Welcome!

I'm a Computer Science PhD student at USC's VIMAL interested in how we understand observations from multiple modalities (e.g. images, audio signals and written texts), and how we extract and build representations of the semantics that is invariant across the multimodal observations.

Before starting my PhD, I studied Mathematics and EECS (Electrical Engineering and Computer Science) at MIT for my Bachelors and Masters. Along the way, I interned at a French robotics startup Keecker and academic research labs in MIT's CSAIL, Media Lab, McGovern Institute and in INRIA. After my Masters, I worked at Apple as a COOP for 9 months.

My research interest lies at the intersection of representation learning and information theory, inspired by the way our perceptual system integrates multimodal sensory inputs via identifying invariant semantics. I am interested in understanding how the semantic information flows while processing observations from multiple modalities, using tools in deep learning and thermodynamic approaches to information flow.

My current guiding question is,

How do we extract the shared semantics from observations expressed in vastly different representational forms (eg. images, sounds, written texts), and how do we create/actualize various forms of observations, starting from the semantics we want to communicate?

I approach this question from an information-processing point of view and am developing generative models with disentangled representation to jointly learn the analysis and synthesis processes of multimodal data.
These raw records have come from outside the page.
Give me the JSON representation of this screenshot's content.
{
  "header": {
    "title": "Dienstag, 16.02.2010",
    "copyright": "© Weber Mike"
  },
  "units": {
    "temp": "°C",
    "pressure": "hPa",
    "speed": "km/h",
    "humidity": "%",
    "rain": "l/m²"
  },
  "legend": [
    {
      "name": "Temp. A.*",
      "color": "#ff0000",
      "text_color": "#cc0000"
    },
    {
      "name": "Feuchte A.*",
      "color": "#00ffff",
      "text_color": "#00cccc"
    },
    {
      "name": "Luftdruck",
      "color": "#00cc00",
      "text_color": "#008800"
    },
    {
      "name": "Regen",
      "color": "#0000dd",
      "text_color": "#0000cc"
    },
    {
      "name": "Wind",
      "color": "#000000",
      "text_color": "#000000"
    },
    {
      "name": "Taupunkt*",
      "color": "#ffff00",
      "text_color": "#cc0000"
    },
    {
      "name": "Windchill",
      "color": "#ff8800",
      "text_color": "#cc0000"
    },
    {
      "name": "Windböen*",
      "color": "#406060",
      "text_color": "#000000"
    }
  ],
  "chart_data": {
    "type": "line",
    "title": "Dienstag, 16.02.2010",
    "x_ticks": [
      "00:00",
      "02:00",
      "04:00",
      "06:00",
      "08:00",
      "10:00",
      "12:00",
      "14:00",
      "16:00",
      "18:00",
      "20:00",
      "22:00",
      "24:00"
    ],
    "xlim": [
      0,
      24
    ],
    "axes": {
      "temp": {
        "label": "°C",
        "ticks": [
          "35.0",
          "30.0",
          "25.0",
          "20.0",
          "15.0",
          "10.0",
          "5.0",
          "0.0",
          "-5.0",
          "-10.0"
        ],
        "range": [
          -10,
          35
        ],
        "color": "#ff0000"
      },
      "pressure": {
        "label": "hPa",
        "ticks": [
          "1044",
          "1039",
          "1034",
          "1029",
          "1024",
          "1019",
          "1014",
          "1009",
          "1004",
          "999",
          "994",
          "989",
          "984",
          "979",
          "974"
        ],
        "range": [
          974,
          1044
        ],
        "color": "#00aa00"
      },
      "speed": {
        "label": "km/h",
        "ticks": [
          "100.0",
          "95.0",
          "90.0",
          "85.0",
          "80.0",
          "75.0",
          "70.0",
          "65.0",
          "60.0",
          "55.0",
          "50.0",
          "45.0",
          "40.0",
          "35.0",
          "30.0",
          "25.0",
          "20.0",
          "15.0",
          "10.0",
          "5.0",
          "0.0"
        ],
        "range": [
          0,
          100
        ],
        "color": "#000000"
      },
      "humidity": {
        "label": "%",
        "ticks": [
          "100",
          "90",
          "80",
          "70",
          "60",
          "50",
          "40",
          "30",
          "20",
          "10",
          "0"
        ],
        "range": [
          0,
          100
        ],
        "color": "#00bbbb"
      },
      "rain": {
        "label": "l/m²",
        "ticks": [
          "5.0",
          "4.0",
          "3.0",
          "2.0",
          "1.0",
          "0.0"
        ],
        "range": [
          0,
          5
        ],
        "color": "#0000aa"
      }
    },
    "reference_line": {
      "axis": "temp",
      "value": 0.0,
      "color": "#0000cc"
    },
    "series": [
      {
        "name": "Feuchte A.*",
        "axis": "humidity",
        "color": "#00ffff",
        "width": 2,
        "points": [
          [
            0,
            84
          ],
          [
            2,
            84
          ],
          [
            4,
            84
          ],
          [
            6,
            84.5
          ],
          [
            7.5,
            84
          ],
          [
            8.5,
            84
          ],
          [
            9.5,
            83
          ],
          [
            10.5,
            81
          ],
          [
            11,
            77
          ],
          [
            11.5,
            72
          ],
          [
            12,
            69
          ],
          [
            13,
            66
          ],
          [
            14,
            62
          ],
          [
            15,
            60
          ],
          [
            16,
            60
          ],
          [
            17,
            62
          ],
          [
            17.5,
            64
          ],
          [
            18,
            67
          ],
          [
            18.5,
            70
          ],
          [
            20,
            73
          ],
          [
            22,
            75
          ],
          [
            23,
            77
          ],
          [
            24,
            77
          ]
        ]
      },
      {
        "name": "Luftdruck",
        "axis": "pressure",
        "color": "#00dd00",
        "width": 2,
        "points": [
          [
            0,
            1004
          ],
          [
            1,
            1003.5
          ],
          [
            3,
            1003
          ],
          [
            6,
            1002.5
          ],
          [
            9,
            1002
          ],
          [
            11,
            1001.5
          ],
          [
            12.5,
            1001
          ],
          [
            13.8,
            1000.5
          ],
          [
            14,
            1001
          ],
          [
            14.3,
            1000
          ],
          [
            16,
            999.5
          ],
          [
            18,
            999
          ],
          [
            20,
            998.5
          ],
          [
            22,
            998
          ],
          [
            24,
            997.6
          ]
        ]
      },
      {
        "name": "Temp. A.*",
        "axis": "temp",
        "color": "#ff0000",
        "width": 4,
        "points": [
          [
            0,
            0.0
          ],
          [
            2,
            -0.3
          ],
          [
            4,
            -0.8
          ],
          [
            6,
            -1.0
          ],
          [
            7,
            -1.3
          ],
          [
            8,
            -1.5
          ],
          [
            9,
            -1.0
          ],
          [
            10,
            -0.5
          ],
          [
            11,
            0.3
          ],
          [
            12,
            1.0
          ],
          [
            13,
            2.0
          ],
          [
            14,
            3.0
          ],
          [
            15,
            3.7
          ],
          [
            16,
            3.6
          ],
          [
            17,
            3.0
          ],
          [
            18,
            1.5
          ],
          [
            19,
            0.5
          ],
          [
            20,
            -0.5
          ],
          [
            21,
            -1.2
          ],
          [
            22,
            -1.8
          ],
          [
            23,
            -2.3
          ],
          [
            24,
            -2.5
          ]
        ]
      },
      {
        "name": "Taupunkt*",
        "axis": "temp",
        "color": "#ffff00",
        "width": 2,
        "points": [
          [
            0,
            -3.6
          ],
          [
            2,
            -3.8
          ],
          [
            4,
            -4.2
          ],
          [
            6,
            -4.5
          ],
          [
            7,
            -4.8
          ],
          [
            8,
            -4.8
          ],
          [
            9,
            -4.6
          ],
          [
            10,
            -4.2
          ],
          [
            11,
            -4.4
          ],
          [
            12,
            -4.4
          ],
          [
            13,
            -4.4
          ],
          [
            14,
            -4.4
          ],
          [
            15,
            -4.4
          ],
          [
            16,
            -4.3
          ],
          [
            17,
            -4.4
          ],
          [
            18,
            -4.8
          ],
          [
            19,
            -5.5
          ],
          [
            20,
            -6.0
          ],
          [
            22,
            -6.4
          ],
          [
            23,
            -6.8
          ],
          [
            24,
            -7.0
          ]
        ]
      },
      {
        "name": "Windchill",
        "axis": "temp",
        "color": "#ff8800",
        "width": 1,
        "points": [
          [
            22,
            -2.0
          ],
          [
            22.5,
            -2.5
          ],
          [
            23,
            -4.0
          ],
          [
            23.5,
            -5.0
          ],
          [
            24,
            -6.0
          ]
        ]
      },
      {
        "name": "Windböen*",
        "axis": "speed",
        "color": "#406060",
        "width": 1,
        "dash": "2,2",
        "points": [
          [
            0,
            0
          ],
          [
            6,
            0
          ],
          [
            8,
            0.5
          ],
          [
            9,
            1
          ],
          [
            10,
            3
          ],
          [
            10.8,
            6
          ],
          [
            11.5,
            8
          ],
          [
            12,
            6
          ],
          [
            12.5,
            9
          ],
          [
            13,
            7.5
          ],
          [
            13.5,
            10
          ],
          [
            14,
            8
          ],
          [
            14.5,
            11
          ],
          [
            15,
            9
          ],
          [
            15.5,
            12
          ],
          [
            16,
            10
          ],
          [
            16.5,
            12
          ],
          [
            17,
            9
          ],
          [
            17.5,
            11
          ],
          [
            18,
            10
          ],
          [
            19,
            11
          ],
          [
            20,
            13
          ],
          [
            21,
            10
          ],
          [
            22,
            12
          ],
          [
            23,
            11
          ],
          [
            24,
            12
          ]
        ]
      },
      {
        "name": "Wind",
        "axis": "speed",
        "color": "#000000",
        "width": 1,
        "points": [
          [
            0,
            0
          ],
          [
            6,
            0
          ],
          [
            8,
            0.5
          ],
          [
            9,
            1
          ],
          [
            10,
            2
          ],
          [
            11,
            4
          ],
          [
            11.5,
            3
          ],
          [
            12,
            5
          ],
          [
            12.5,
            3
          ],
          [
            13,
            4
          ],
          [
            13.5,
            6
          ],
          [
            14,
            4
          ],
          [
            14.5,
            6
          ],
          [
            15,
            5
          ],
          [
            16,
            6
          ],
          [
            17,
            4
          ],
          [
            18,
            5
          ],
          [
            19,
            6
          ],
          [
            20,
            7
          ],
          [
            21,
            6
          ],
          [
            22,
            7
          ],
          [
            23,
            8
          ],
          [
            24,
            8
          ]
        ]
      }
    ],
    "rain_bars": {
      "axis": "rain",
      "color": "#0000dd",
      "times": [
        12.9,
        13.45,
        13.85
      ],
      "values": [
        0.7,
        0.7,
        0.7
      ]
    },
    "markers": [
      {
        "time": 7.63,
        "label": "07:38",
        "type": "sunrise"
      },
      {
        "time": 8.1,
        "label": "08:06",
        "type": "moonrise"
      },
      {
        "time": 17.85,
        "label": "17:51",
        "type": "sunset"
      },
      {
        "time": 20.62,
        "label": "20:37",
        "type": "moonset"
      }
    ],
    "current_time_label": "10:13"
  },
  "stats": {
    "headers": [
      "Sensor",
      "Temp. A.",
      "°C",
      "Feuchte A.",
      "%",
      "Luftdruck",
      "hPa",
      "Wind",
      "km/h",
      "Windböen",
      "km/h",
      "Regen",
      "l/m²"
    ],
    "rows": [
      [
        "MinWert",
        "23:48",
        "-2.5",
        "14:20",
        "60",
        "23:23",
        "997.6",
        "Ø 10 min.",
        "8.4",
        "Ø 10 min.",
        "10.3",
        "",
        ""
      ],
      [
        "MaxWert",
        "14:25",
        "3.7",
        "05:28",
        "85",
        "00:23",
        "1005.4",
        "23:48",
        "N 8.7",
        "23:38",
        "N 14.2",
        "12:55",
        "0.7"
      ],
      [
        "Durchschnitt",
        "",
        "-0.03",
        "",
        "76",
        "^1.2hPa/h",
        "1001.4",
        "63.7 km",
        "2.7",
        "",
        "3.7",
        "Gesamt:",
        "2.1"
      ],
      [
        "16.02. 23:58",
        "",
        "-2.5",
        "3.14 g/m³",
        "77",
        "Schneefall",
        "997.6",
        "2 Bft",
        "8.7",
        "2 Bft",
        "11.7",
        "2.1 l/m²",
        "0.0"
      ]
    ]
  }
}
My most recent work introduces a generative model with adversarial training that learns spatial semantics from map tiles collected from diverse sources such as satellites, Google Street Map and custom rendering engines.

Read more about our dataset of multi-style map tiles (TBA)
Read more about our work on Learning a structured ... (TBA)

Currently, I am exploring different ways to understand our proposed model, in particular, by measuring semantic information and studying the flow of information between the latent partitions.

How we can quantify the amount of the shared semantic information captured by our model?
If we view each latent partition as a subsystem that constitutes a global system represented by the whole latent space, then we can view the the adversarial discriminator as a demon (like Maxwell's Demon) sitting at the boarder of the latent subsystems.
From this point of view, (how) does this adversary -- the demon sitting at the boarder of the content and style latent partitions -- achieve the non-equilibrium state of the semantic vs. domain-specific information by "sorting" or "organizing" the information into the correct partition as the training happens?

It's exciting to see how the ideas and tools in thermodynamics can help quantify and visualize this flow of semantic information in our model :)

Recent updates

I'm preparing for a talk at Scipy 2021 in July.
I got accepted to 2021 Complex Systems Summer School at Santa Fe Institute, Woohoo!
I gave my first tutorial @ PyData LA, 2019 on "Experimental ML with Holoviews/Geoviews + Pyorch". Here are my talk slides, video, and jupyter notebook materials!

I participated in Geo4Good @ Google in Mtn View, CA! Check out some highlights of inspiring project going on using Google Earth Engine and Studio.
New post: "Total variation, KL-Divergence, Maximum Likelihood"
New post: "Let's be honest: peeling the assumptions that get us to Variational Autoencoders"
New post: "Thinking about an observer vs. the observed"

Research Questions

My journey started from noticing our own ability to (i) break down a complex observation into multiple chunks of smaller and abstract concepts and (ii) create a new idea by playing and recombining the conceptual building blocks. For instance, we can take a glimpse of this dance between abstraction and synthesis in a video of Picasso's live drawing:

<!--

-->

More specifically, I'm intrigued by how seamlessly we extract a common semantic content from observations in vastly different representational forms (such as languages, images, gestures or sounds, and infinitely many forms within each modality), and reversely, how a semantic content can be expressed in various forms without losing its (overall) meaning Hmm.. coarse-graining?.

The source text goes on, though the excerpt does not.